Lipid-based formulations have contributed to significant achievements in drug development and the delivery of therapeutic biomolecules and genes. One common misconception is that liposomes and LNPs are interchangeable terms. They are similar ─ and both can be effective for drug delivery ─ but are different in composition and function.
Lipid-Based Nanoparticles: Liposomes VS. Lipid nanoparticles (LNPs)
Lipid based nanoparticles, such as liposomes and solid lipid nanoparticles, can be used to package drugs for topical, oral, intravenous or pulmonary routes of administration. The first FDA-approved lipid-based drug formulation, Doxil®, an antitumor antibiotic, was marketed in 1995. Since then, more than a dozen additional FDA-approved therapeutics have been marketed for cancer, gene therapy, antiviral vaccines, fungal diseases, analgesia and photodynamic therapy. Hundreds more are in clinical trials and are even authorized for emergency use - as in the case of Pfizer and the Moderna COVID-19 vaccine. In fact, the greatest progress has been made in the area of nucleic acid delivery, involving the encapsulation of short interfering RNA (siRNA), microRNA (miRNA), short activating RNA (saRNA) or messenger RNA (mRNA) in lipid nanoparticles for gene silencing or activation and protein production.

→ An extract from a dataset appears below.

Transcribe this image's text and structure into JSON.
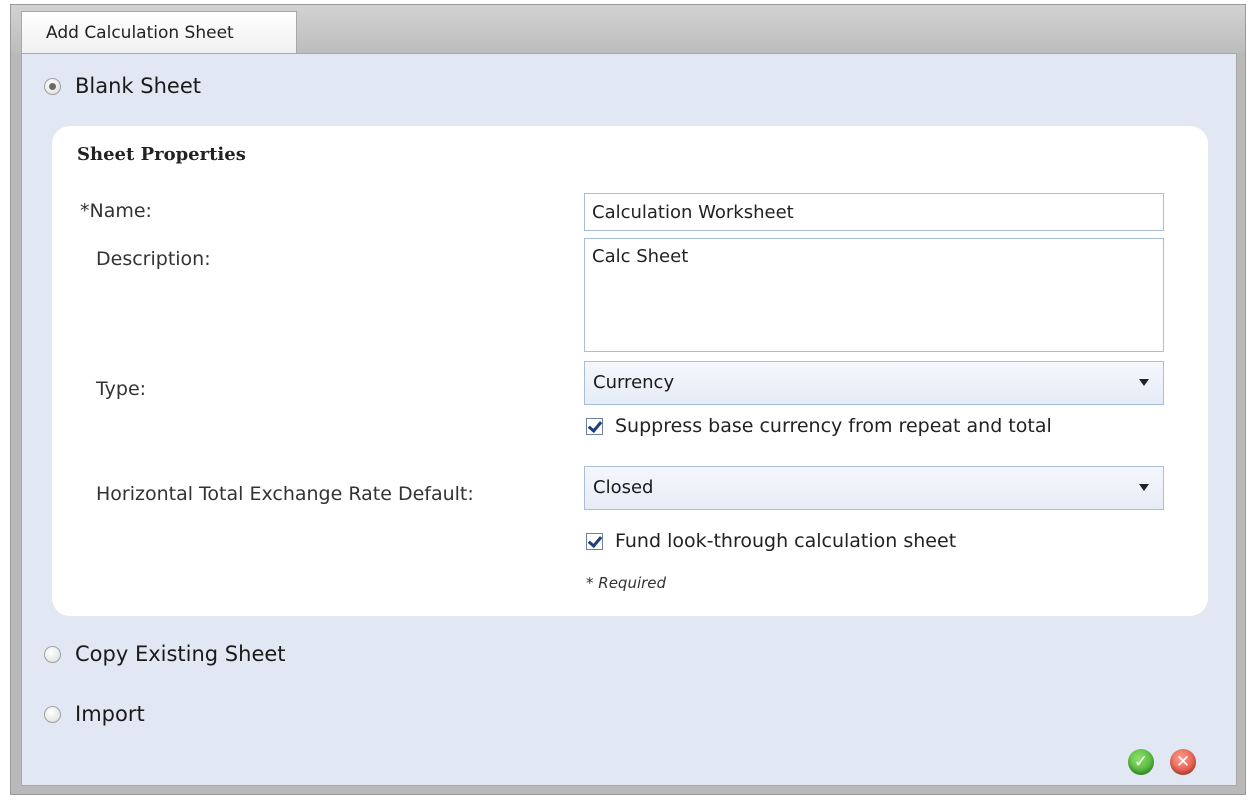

Liposomes were first described by the British hematologist Dr. Alec D Bangham in 1964 (Published 1964), at the Babraham Institute in Cambridge. Liposomes are self-assembled closed spherical structures composed of one or more amphipathic phospholipid bilayers and an internal aqueous core, ranging in size between 20 and ∼1000 nm. The core–shell nanostructure of liposomes makes them suitable for loading both hydrophobic and hydrophilic molecules. Normally, hydrophobic drugs are encapsulated in the lipophilic bilayers of the shell, and hydrophilic drugs are to be entrapped in the aqueous phase of the core, making liposomes a versatile drug delivery platform.
Lipid nanoparticles (LNPs) are very similar in basic physical structure of liposomes. Their liposome-like structures especially geared towards encapsulating a broad variety of nucleic acids (RNA and DNA) and as such, they are the most popular non-viral gene delivery system.
There are three main differences between liposomes and lipid nanoparticles.
Figure 1. Liposomes VS. Lipid nanoparticles (LNPs)
1. The major difference between liposomes and lipid nanoparticles is morphology. Liposomes are spherical vesicles with an aqueous internal cavity enclosed by a lipid bilayer membrane, whereas lipid nanoparticles do not have aqueous internal cavities. In contrast, lipid nanoparticles form multilayer cores dispersed between lipid layers due to the electrostatic complexation of cationic phospholipids and negatively charged nucleic acid substances.
2. In terms of composition, the main components of LNPs and liposomes are roughly the same, both containing lipids and cholesterol, except that ionizable lipids must be present in the lipids used in lipid nanoparticles, while liposomes do not have strict requirements on the type of lipids. However, there is a big difference between liposomes and lipid nanoparticles in terms of the ratio of each component, especially the amount of cholesterol. Take the classic liposomal product DOXIL as an example, HSPC:CHOL:DSPE-PEG2000 = 3:1:1. In contrast, the components of the two marketed mRNA COVID-19 vaccines contain 42.7% (Pfizer/BioNTech) and 38.5% (Moderna) of cholesterol, respectively, which are significantly higher than the cholesterol content in liposomes.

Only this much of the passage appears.